I've been spending an awful lot more time lately, looking at videos and images of the wild aquatic habitats that inspire me so much, and I think we're at a real "inflection point" in our sector of the hobby.
We're past the point of simply seeing "if this botanical stuff works" and are now into the "next level" of botanical-style aquarium practice. Now, to me, it's about really working on aspects of replicating the wild systems from which our fishes come. Personally, I'm ready for this! My next set of aquariums will even more fully embrace the concept of "functional aesthetics" which we talk about so much here.
I feel like I (and you, as an extension!) have made a number of moves over the past couple of years into different directions that have given me the skills and experience necessary to "put it all together" and move further out into a more unique direction.
For example, I am very, very deep into studying the substrate materials which accumulate in these habitats. They're substantially different than those that we have used in the aquarium hobby for generations. The gravels and sands that we use are fantastic, and facilitate function and ease of maintenance for the widest variety of aquarists. However, many of them bare little resemblance to the substrate materials found in the wild habitats we attempt to replicate.
In the flooded forests of South America- the varzea (flooded "whitewater" forests) and igapo (flooded "blackwater" forests), the substrates are unique. The varzea soils are lighter, more "soil-like", nutrient-dense substrate.Higher soil to sand ratio (ie; minor amounts of sand). Minerals, such as Montmorillonite are present. They have high water retention capacity. The igapo, on he other hand, is a much lower-nutrient, claylike, and more acidic substrate material, mixed with fine, white sand (pure quartz). It has a much higher sand/soil ratio than varzea, and tends to desiccate more quickly in the dry season.
And the other interesting thing about these natural substrates is that they accumulate leaf litter differently. The varzea, which is based largely on the vegetation which is dominant in these habitats tends to have greater leaf drop which is processed and decomposed quickly. The leaves are typically larger and more deciduous.
Nutrient poor, low-productivity savanna vegetation, like palms, sedges, and submersed aquatic macrophytes form the basis of the botanical influence in the igapo, and the leaves which accumulate tend to be small, scleromorphic, and are decomposed much more slowly, often remaining less decomposed for extended periods of time, potentially years.

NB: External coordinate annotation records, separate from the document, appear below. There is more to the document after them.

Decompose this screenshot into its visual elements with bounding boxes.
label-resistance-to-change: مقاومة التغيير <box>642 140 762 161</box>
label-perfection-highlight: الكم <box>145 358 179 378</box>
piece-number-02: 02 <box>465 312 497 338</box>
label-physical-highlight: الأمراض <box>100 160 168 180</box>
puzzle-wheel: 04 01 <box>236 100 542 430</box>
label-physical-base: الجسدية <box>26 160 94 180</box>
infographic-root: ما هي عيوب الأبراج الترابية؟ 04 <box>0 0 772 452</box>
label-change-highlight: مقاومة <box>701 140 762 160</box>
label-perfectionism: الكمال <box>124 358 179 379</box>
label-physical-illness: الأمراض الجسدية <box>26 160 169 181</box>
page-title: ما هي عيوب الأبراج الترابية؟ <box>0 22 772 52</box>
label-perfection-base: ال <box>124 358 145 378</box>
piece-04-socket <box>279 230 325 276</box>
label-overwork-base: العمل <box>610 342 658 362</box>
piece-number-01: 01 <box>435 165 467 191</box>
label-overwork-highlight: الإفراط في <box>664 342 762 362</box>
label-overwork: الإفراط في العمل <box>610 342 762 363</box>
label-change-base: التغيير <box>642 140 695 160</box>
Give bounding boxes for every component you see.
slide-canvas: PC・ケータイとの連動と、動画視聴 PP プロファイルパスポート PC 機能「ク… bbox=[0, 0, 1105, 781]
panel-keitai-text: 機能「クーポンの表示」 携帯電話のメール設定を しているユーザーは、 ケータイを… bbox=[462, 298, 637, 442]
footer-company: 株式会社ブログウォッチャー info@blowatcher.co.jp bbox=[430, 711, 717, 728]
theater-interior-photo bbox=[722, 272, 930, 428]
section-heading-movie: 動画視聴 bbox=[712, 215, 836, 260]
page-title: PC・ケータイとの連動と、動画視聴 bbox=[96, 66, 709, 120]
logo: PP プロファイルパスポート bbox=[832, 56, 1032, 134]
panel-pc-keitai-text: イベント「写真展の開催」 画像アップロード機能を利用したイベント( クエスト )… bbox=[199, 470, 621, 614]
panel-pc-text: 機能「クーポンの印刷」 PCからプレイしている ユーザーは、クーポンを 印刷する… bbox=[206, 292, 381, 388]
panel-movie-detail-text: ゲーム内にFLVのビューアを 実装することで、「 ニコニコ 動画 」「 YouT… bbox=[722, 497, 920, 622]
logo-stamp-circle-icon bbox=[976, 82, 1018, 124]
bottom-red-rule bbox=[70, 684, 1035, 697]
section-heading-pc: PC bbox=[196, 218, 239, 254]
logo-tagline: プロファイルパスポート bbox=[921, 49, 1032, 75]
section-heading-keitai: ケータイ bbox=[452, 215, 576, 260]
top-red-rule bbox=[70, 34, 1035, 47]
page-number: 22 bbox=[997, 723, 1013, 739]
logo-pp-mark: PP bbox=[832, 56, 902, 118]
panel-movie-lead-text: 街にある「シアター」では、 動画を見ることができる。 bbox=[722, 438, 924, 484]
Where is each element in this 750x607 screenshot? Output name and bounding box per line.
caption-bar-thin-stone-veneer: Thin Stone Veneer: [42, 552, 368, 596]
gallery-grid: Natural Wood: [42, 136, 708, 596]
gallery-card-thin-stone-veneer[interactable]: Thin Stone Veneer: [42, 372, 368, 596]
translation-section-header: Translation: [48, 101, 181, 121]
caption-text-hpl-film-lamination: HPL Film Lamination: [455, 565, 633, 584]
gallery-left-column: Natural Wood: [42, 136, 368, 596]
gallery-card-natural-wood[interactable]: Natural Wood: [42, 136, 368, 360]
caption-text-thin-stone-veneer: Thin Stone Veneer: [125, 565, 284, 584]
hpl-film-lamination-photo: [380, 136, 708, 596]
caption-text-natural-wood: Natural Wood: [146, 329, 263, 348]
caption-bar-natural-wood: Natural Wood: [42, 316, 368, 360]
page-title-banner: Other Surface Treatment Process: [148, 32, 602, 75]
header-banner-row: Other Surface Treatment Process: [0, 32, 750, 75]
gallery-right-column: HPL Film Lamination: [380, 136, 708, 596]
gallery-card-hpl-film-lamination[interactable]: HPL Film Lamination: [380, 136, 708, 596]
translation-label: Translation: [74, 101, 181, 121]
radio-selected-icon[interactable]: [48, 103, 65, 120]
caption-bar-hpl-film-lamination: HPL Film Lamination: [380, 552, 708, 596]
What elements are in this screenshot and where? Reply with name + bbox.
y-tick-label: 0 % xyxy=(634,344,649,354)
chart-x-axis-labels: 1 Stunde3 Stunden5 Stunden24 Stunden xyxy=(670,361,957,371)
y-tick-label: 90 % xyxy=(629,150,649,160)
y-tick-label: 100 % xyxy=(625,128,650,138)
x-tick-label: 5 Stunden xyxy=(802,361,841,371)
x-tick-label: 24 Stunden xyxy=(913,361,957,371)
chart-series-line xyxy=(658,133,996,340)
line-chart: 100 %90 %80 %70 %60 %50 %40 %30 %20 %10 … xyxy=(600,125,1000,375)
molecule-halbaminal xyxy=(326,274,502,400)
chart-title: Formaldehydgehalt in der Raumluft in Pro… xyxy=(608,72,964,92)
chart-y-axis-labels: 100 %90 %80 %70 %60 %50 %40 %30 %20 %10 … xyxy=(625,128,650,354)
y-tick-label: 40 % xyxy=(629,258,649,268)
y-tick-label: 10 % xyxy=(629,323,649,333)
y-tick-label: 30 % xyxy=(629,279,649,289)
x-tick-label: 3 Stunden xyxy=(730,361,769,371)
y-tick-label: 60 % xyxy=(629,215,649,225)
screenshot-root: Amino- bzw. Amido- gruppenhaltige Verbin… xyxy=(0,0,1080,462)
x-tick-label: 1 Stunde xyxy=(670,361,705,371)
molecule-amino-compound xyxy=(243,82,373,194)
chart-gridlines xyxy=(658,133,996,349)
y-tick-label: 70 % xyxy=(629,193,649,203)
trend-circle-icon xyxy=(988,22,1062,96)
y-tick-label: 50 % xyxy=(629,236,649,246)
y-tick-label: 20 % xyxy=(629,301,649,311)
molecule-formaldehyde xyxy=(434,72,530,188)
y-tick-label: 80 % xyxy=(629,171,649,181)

So, without me giving you every single detail on these habitats (we'll discuss more in future installments!), suffice it to say that, if you do your homework and read up on these distinct environments, you could utilize specific materials to replicate both the form and function of them in the aquarium.
What does all this mean?
Well, to me, it means that my next aquariums are going to be much more authentic representations of these habitats, in terms of both form and function. They will bare little resemblance to the biotopic replications I've done previously. Well, they'll have some aspects- the darker, not-quite-crystal-clear water, and the heavy influence of botanicals. However, they'll also have much more "dirty-looking", siltier substrates, and more "habitat-specific" leaves and botanical accumulations.